For four industries—asset management and brokerage, banking, insurance, and real estate—we use a slightly different approach to TSR disaggregation because of the special analytical problems involved in measuring value creation in those sectors. For asset management and brokerage and for real estate, equity growth replaces sales growth, ROE change replaces margin change, and the P/E multiple replaces the EBITDA multiple. Change in net debt is not shown. For banking and for insurance, equity growth replaces sales growth, and the price-to-book multiple replaces the EBITDA multiple. Margin change and change in net debt are not shown.

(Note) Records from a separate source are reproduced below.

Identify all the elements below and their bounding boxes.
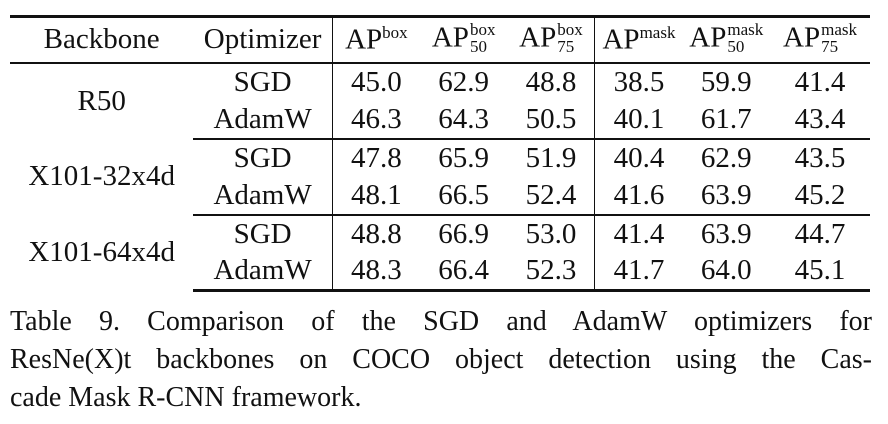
header-ap50-mask: AP mask 50 <box>682 15 771 64</box>
header-ap50-mask-base: AP <box>689 21 727 54</box>
value-cell: 62.9 <box>438 65 490 98</box>
value-cell: 48.8 <box>351 217 402 250</box>
header-optimizer: Optimizer <box>193 15 333 64</box>
header-ap-box-base: AP <box>345 24 383 57</box>
optimizer-cell: SGD <box>193 62 333 101</box>
value-cell: 61.7 <box>682 100 771 140</box>
table-row: R50 SGD 45.0 62.9 48.8 38.5 59.9 41.4 <box>10 62 870 115</box>
value-cell: 59.9 <box>700 65 752 98</box>
header-ap75-mask: AP mask 75 <box>770 15 870 64</box>
value-cell: 41.6 <box>594 176 683 216</box>
value-cell: 65.9 <box>438 141 490 174</box>
header-row: Backbone Optimizer APbox AP box 50 AP box 75… <box>10 15 870 64</box>
value-cell: 43.4 <box>770 100 870 140</box>
caption-line-3: cade Mask R-CNN framework. <box>10 382 362 413</box>
table-row: X101-64x4d SGD 48.8 66.9 53.0 41.4 63.9 … <box>10 214 870 267</box>
header-ap75-mask-base: AP <box>783 21 821 54</box>
header-ap50-mask-sub: 50 <box>727 36 745 56</box>
value-cell: 63.9 <box>682 176 771 216</box>
optimizer-cell: AdamW <box>193 100 333 140</box>
optimizer-cell: AdamW <box>193 176 333 216</box>
backbone-cell: X101-64x4d <box>28 236 175 268</box>
optimizer-comparison-table: Backbone Optimizer APbox AP box 50 AP box 75… <box>10 15 870 292</box>
header-ap75-box: AP box 75 <box>507 15 596 64</box>
header-ap50-mask-sup: mask <box>727 19 764 39</box>
caption-line-1: Table 9. Comparison of the SGD and AdamW… <box>10 306 872 337</box>
header-ap-box-sup: box <box>382 23 408 43</box>
value-cell: 41.7 <box>594 252 683 292</box>
table-row: AdamW 48.3 66.4 52.3 41.7 64.0 45.1 <box>10 252 870 292</box>
header-ap75-box-base: AP <box>519 21 557 54</box>
value-cell: 64.3 <box>419 100 508 140</box>
header-ap50-box: AP box 50 <box>419 15 508 64</box>
header-ap75-mask-sub: 75 <box>821 36 839 56</box>
optimizer-cell: AdamW <box>193 252 333 292</box>
value-cell: 40.4 <box>613 141 665 174</box>
table-row: AdamW 48.1 66.5 52.4 41.6 63.9 45.2 <box>10 176 870 216</box>
optimizer-cell: SGD <box>193 138 333 177</box>
value-cell: 66.4 <box>419 252 508 292</box>
results-table-container: Backbone Optimizer APbox AP box 50 AP box 75… <box>10 15 870 292</box>
optimizer-cell: SGD <box>193 214 333 253</box>
value-cell: 48.8 <box>507 62 596 101</box>
value-cell: 46.3 <box>332 100 420 140</box>
header-backbone: Backbone <box>10 15 194 64</box>
header-ap-box: APbox <box>332 15 420 64</box>
value-cell: 48.3 <box>332 252 420 292</box>
value-cell: 50.5 <box>507 100 596 140</box>
value-cell: 41.4 <box>613 217 665 250</box>
value-cell: 41.4 <box>794 65 846 98</box>
table-row: X101-32x4d SGD 47.8 65.9 51.9 40.4 62.9 … <box>10 138 870 191</box>
value-cell: 45.0 <box>351 65 402 98</box>
value-cell: 64.0 <box>682 252 771 292</box>
header-ap50-box-sub: 50 <box>469 36 487 56</box>
value-cell: 48.1 <box>332 176 420 216</box>
header-ap75-box-sub: 75 <box>557 36 575 56</box>
header-ap75-box-sup: box <box>557 19 583 39</box>
caption-line-2: ResNe(X)t backbones on COCO object detec… <box>10 344 872 375</box>
value-cell: 52.3 <box>507 252 596 292</box>
value-cell: 52.4 <box>507 176 596 216</box>
header-ap-mask-base: AP <box>602 24 640 57</box>
value-cell: 66.9 <box>438 217 490 250</box>
value-cell: 45.1 <box>770 252 870 292</box>
value-cell: 62.9 <box>700 141 752 174</box>
header-ap-mask: APmask <box>594 15 683 64</box>
value-cell: 66.5 <box>419 176 508 216</box>
table-row: AdamW 46.3 64.3 50.5 40.1 61.7 43.4 <box>10 100 870 140</box>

This interactive reflects the rankings of companies in our 2021 database and does not include companies that have dropped off the list prior to 2021 as a result of mergers, bankruptcies, or other events. For that reason, the rankings from previous Value Creators reports may be slightly different.

Sources: S&P Capital IQ; Refinitiv; BCG ValueScience Center.

Note: Market capitalization of equity is shown as of December 31, 2020. The location shown is of the corporate headquarters. The contribution of each factor in the TSR disaggregation to the five-year average TSR is shown in percentage points. Dividend yield may include cash dividends, special dividends, proceeds from spinoffs, other extraordinary payouts and adjustments for share splits, issuance of bonus shares, or other one-off events. Although disaggregation is multiplicative, it is converted and shown here as additive, with remainders assigned to the margin and multiple change fields. Because of rounding, the numbers may not add up to the TSR figure shown. Share change refers to the change in the number of shares outstanding, not to the change in share price. Net debt change refers to the change in market capitalization relative to the change in enterprise value, and it includes the change in debt and cash.

Disclaimer: The materials contained in this interactive are designed for information purposes only. BCG does not provide fairness opinions or valuations of market transactions, and these materials should not be relied on or construed as such. This interactive does not provide investment or financial advice. Users should contact their advisor to receive such advice.

BCG has used publicly available data. BCG has not independently verified the data and assumptions used in these analyses. BCG has made no undertaking to update these materials after the date they were gathered for publication, after which such information may become outdated or inaccurate. Changes in the underlying data or operating assumptions will have an impact on the analyses and conclusions. The underlying model used for this interactive is designed to work across industries and is no replacement for a detailed calculation that accommodates company- or industry-specific adjustments, which may have an impact on the accuracy of the results.